Feel Like Going Home is one of seven documentaries produced by Martin Scorsese on the subject of blues music. This particular episode was also directed by the auteur and focuses primarily on the roots of the genre. Narrated in part by Scorsese himself, it follows musician Corey Harris as he interviews fellow musicians and goes in search of the blues birthplace, travelling through the Mississippi Delta and eventually to West Africa from where the music was first snatched away in chains aboard slave ships.
Neither a hard hitting exposé nor critically acclaimed undercover investigation, Scorsese’s film is a sort of coffee table documentary, delighting its audience with some great stories and incredible music. It fails to go deep or uncover anything new but might help to bring the blues to a whole new audience.

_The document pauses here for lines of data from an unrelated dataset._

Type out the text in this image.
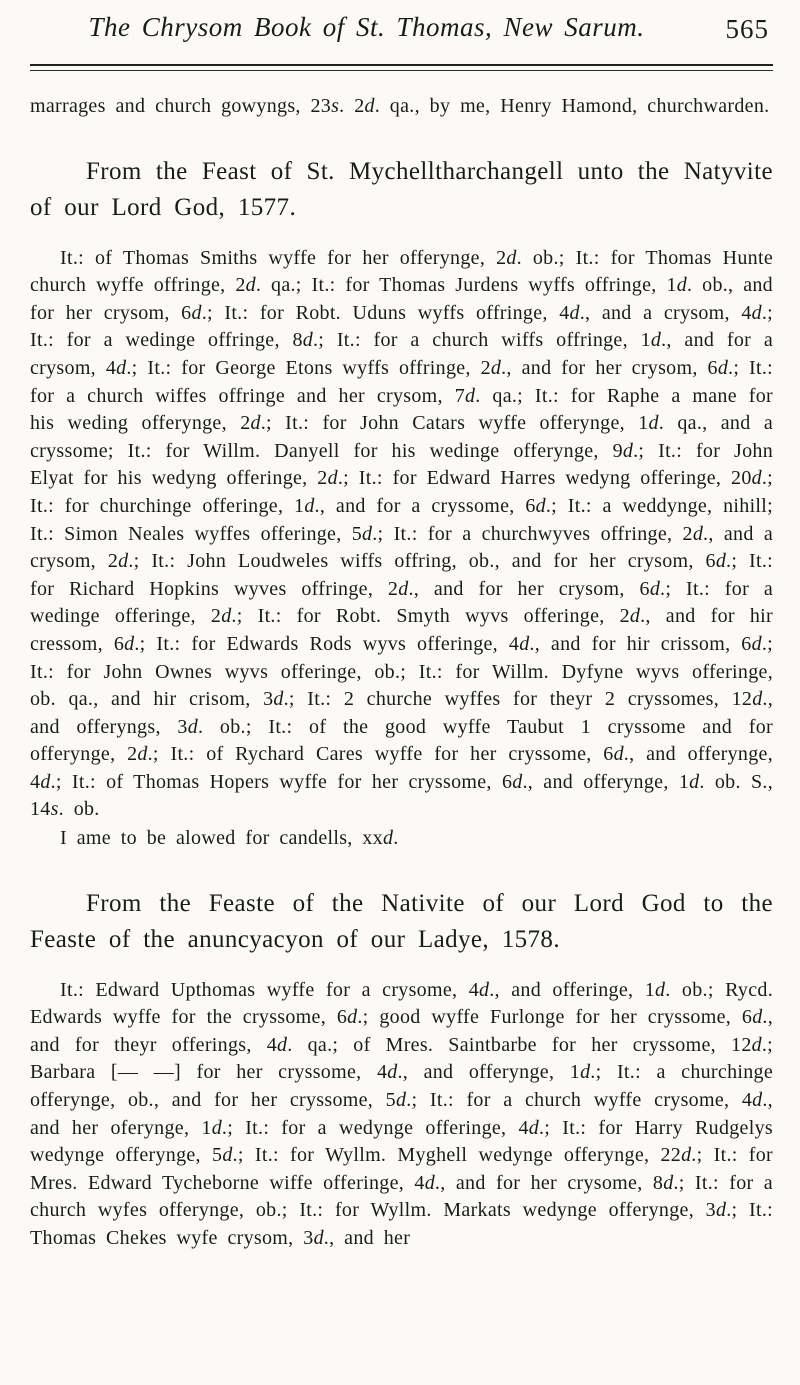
The Chrysom Book of St. Thomas, New Sarum.	565

marrages and church gowyngs, 23s. 2d. qa., by me, Henry Hamond, churchwarden.

From the Feast of St. Mychelltharchangell unto the Natyvite of our Lord God, 1577.

It.: of Thomas Smiths wyffe for her offerynge, 2d. ob.; It.: for Thomas Hunte church wyffe offringe, 2d. qa.; It.: for Thomas Jurdens wyffs offringe, 1d. ob., and for her crysom, 6d.; It.: for Robt. Uduns wyffs offringe, 4d., and a crysom, 4d.; It.: for a wedinge offringe, 8d.; It.: for a church wiffs offringe, 1d., and for a crysom, 4d.; It.: for George Etons wyffs offringe, 2d., and for her crysom, 6d.; It.: for a church wiffes offringe and her crysom, 7d. qa.; It.: for Raphe a mane for his weding offerynge, 2d.; It.: for John Catars wyffe offerynge, 1d. qa., and a cryssome; It.: for Willm. Danyell for his wedinge offerynge, 9d.; It.: for John Elyat for his wedyng offeringe, 2d.; It.: for Edward Harres wedyng offeringe, 20d.; It.: for churchinge offeringe, 1d., and for a cryssome, 6d.; It.: a weddynge, nihill; It.: Simon Neales wyffes offeringe, 5d.; It.: for a churchwyves offringe, 2d., and a crysom, 2d.; It.: John Loudweles wiffs offring, ob., and for her crysom, 6d.; It.: for Richard Hopkins wyves offringe, 2d., and for her crysom, 6d.; It.: for a wedinge offeringe, 2d.; It.: for Robt. Smyth wyvs offeringe, 2d., and for hir cressom, 6d.; It.: for Edwards Rods wyvs offeringe, 4d., and for hir crissom, 6d.; It.: for John Ownes wyvs offeringe, ob.; It.: for Willm. Dyfyne wyvs offeringe, ob. qa., and hir crisom, 3d.; It.: 2 churche wyffes for theyr 2 cryssomes, 12d., and offeryngs, 3d. ob.; It.: of the good wyffe Taubut 1 cryssome and for offerynge, 2d.; It.: of Rychard Cares wyffe for her cryssome, 6d., and offerynge, 4d.; It.: of Thomas Hopers wyffe for her cryssome, 6d., and offerynge, 1d. ob. S., 14s. ob.

I ame to be alowed for candells, xxd.

From the Feaste of the Nativite of our Lord God to the Feaste of the anuncyacyon of our Ladye, 1578.

It.: Edward Upthomas wyffe for a crysome, 4d., and offeringe, 1d. ob.; Rycd. Edwards wyffe for the cryssome, 6d.; good wyffe Furlonge for her cryssome, 6d., and for theyr offerings, 4d. qa.; of Mres. Saintbarbe for her cryssome, 12d.; Barbara [— —] for her cryssome, 4d., and offerynge, 1d.; It.: a churchinge offerynge, ob., and for her cryssome, 5d.; It.: for a church wyffe crysome, 4d., and her oferynge, 1d.; It.: for a wedynge offeringe, 4d.; It.: for Harry Rudgelys wedynge offerynge, 5d.; It.: for Wyllm. Myghell wedynge offerynge, 22d.; It.: for Mres. Edward Tycheborne wiffe offeringe, 4d., and for her crysome, 8d.; It.: for a church wyfes offerynge, ob.; It.: for Wyllm. Markats wedynge offerynge, 3d.; It.: Thomas Chekes wyfe crysom, 3d., and her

The first thing that struck me about this film was its look. Scorsese has a reputation as one of the greatest film makers of his or any age and we are used to his highly polished latter work as well as his grittier, earthier beginnings but this film is unlike anything I’ve seen from Scorsese before. It feels cheap and basic, like one man and a camera, and not a great camera at that. A lot of the footage is grainy and dark and it doesn’t appear to be particularly well made in several places. Even the editing is a little slapdash. Although I tried to put this to one side, I could never quite get over it. I understand that the budget must have been low but I’d expected something a little flashier or at least more polished from Martin Scorsese.